Upon completion, a file called configure.wrf will be generated, containing the settings needed for the compilation to proceed.
It is preferable to submit the compilation via a serial job submission script. It is possible to run the compile command interactively direct from the command line, although the /tmp directories on the login nodes are periodically emptied so with a long compile process such as WRF, temporary files required by the compiler sometimes go missing sporadically, leading to apparent random failures. To get around this, you can set the $TMPDIR environment variable to point to a location in your own workspace, e.g. $HOME/tmp.
An example serial job submission script to compile WRF is given below:
#!/bin/bash --login
#
#PBS -l select=serial=true:ncpus=1
#PBS -l walltime=04:00:00
#PBS -A [budget_code]
module load netcdf
export WRFIO_NCD_LARGE_FILE_SUPPORT=1
export NETCDF=/opt/cray/netcdf/default/cray/81
# Make sure any symbolic links are resolved to absolute path
export PBS_O_WORKDIR=$(readlink -f $PBS_O_WORKDIR)
# Change to the directory that the job was submitted from
cd $PBS_O_WORKDIR compile em_real >&compile_log_out.txt
In the above script, be sure to replace [budget_code] with the string specifying your budget. For most CAS people, this will be n02-weat. Save your script with the name compile_wrf.sh, and then submit it using qsub:
qsub ./compile_wrf.sh
Output from the compilation will be saved in a text file called compile_log_out.txt. To check on the status of your serial job, use qstat:
qstat -u <username>
To check for any errors in the compile log file, use grep:
grep Error compile_log_out.txt
Upon successful completion, you should see the wrf.exe and real.exe executables in the 'main' directory.
Running WRF
Below is an example of a parallel job submission script called wrf_exe.sh for running WRF on ARCHER. Note that pbs scripts from HECToR will not work on ARCHER. Also ARCHER has 24 cores per compute node, whereas HECToR phase 3 had 32 cores per node.
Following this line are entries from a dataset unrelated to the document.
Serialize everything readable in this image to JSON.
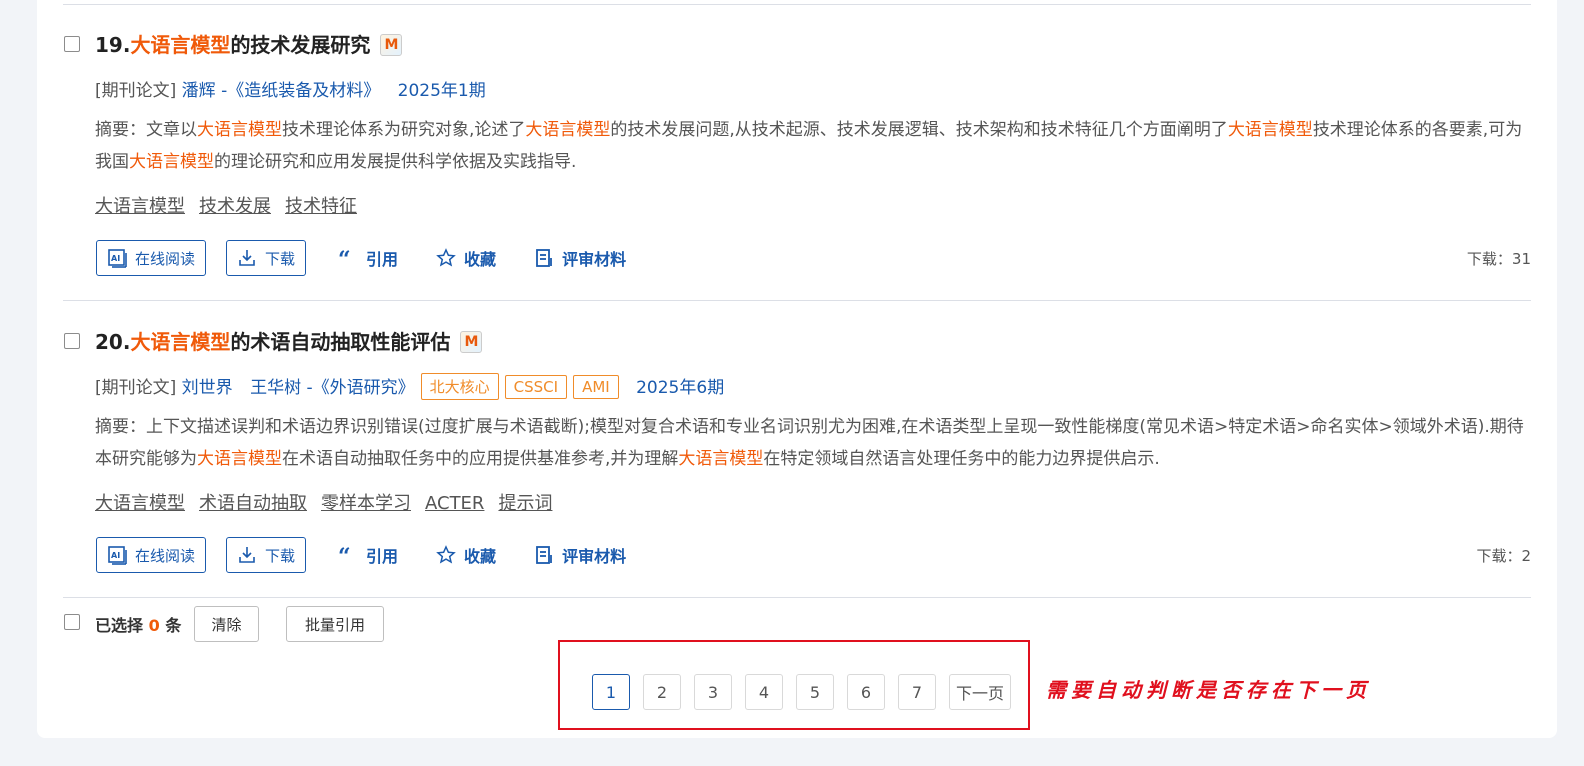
{
  "results": [
    {
      "number": "19.",
      "title_highlight": "大语言模型",
      "title_rest": "的技术发展研究",
      "m_badge": "M",
      "doc_type": "[期刊论文]",
      "authors": [
        "潘辉"
      ],
      "source": "-《造纸装备及材料》",
      "tags": [],
      "issue": "2025年1期",
      "abstract": [
        {
          "t": "摘要：文章以"
        },
        {
          "t": "大语言模型",
          "h": true
        },
        {
          "t": "技术理论体系为研究对象,论述了"
        },
        {
          "t": "大语言模型",
          "h": true
        },
        {
          "t": "的技术发展问题,从技术起源、技术发展逻辑、技术架构和技术特征几个方面阐明了"
        },
        {
          "t": "大语言模型",
          "h": true
        },
        {
          "t": "技术理论体系的各要素,可为我国"
        },
        {
          "t": "大语言模型",
          "h": true
        },
        {
          "t": "的理论研究和应用发展提供科学依据及实践指导."
        }
      ],
      "keywords": [
        "大语言模型",
        "技术发展",
        "技术特征"
      ],
      "downloads": "下载：31"
    },
    {
      "number": "20.",
      "title_highlight": "大语言模型",
      "title_rest": "的术语自动抽取性能评估",
      "m_badge": "M",
      "doc_type": "[期刊论文]",
      "authors": [
        "刘世界",
        "王华树"
      ],
      "source": "-《外语研究》",
      "tags": [
        "北大核心",
        "CSSCI",
        "AMI"
      ],
      "issue": "2025年6期",
      "abstract": [
        {
          "t": "摘要：上下文描述误判和术语边界识别错误(过度扩展与术语截断);模型对复合术语和专业名词识别尤为困难,在术语类型上呈现一致性能梯度(常见术语>特定术语>命名实体>领域外术语).期待本研究能够为"
        },
        {
          "t": "大语言模型",
          "h": true
        },
        {
          "t": "在术语自动抽取任务中的应用提供基准参考,并为理解"
        },
        {
          "t": "大语言模型",
          "h": true
        },
        {
          "t": "在特定领域自然语言处理任务中的能力边界提供启示."
        }
      ],
      "keywords": [
        "大语言模型",
        "术语自动抽取",
        "零样本学习",
        "ACTER",
        "提示词"
      ],
      "downloads": "下载：2"
    }
  ],
  "actions": {
    "read_online": "在线阅读",
    "download": "下载",
    "cite": "引用",
    "favorite": "收藏",
    "review": "评审材料"
  },
  "footer": {
    "selected_prefix": "已选择",
    "selected_count": "0",
    "selected_suffix": "条",
    "clear": "清除",
    "batch_cite": "批量引用"
  },
  "pagination": {
    "pages": [
      "1",
      "2",
      "3",
      "4",
      "5",
      "6",
      "7"
    ],
    "current": "1",
    "next": "下一页"
  },
  "annotation": "需要自动判断是否存在下一页",
  "colors": {
    "highlight": "#f05a0a",
    "link": "#1a5aad",
    "annotation": "#e0101e"
  }
}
So running a job across 12 nodes on ARCHER equates to 288 cores in total.
#!/bin/bash --login
# uncomment the following two lines if you need to debug this script
# set -v # Print script lines as they are read.
# set -x # Print commands and their arguments as they are executed.
# PBS job options (name, compute nodes, job time)
#PBS -N wrf_exe
#PBS -l select=12 # number of nodes required for your job (remember 24 cores per nodes)
#PBS -l walltime=08:00:00
# Replace [budget_code] below with your project code (e.g. n02-weat)
#PBS -A [budget_code]
# Make sure any symbolic links are resolved to absolute path
export PBS_O_WORKDIR=$(readlink -f $PBS_O_WORKDIR)
# Change to the directory that the job was submitted from
# (remember this should be on the /work filesystem)
cd $PBS_O_WORKDIR
# Set the number of threads to 1
# This prevents any system libraries from automatically using threading.
export OMP_NUM_THREADS=1
# Launch the parallel job using 288 MPI processes/cores
aprun -n 288 ./wrf.exe arg1 arg2
Submit using qsub:
qsub ./wrf_exe.sh
As before, you can check on the status of your job using the 'qstat' command. When the job starts to run, you can check on progress using the command:
more rsl.error.0000
Scroll to the end of this file to see how many timesteps have been completed.